Orange County Fire Authority Capt. Steve Concialdi said Wednesday that the results confirm a suspicion investigators have had for years: that titanium alloy clubs were the cause of at least two blazes on area golf courses, including one that burned 25 acres at Irvine's Shady Canyon in 2010. A second fire, sparked at Arroyo Trabuco Golf Club in Mission Viejo, burned close to homes.
"The common denominator was each golfer used a titanium club, and hit the ball %5Bfrom%5D just out of bounds next to dry vegetation, where the ground was extremely rocky," he said.
Investigators who were "laughed at" when they first floated the golf club theory have been vindicated, according to Concialdi.

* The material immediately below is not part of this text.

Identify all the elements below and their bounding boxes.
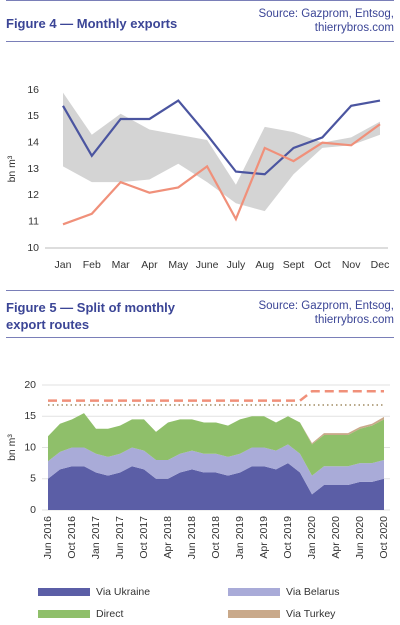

Scientists painstakingly re-created in the lab the course conditions on the days of the fires. Using high-speed cameras and electron microscopes, they found that if hit upon a rock, clubs containing titanium can produce sparks of up to 3,000 degrees that will burn for more than a second, said James Earthman, a chemical engineering and materials science professor and an author of the study.
"And that gives the spark plenty of time" to ignite nearby foliage, he said. "Titanium reacts violently with both oxygen and nitrogen in the air."
In contrast, when standard stainless steel clubs were used, there was no reaction.
Most golf clubs have steel heads but many manufacturers also make ones with a titanium alloy component in the head. Such alloys are 40 percent lighter, which can make the club easier to swing, researchers said.
Concialdi said the Fire Authority is giving golfers using titanium clubs permission to break the rules and "improve their lie" -- that is, to move their ball away from rocks and dry vegetation.
"If they need to take a penalty, take a penalty," he said.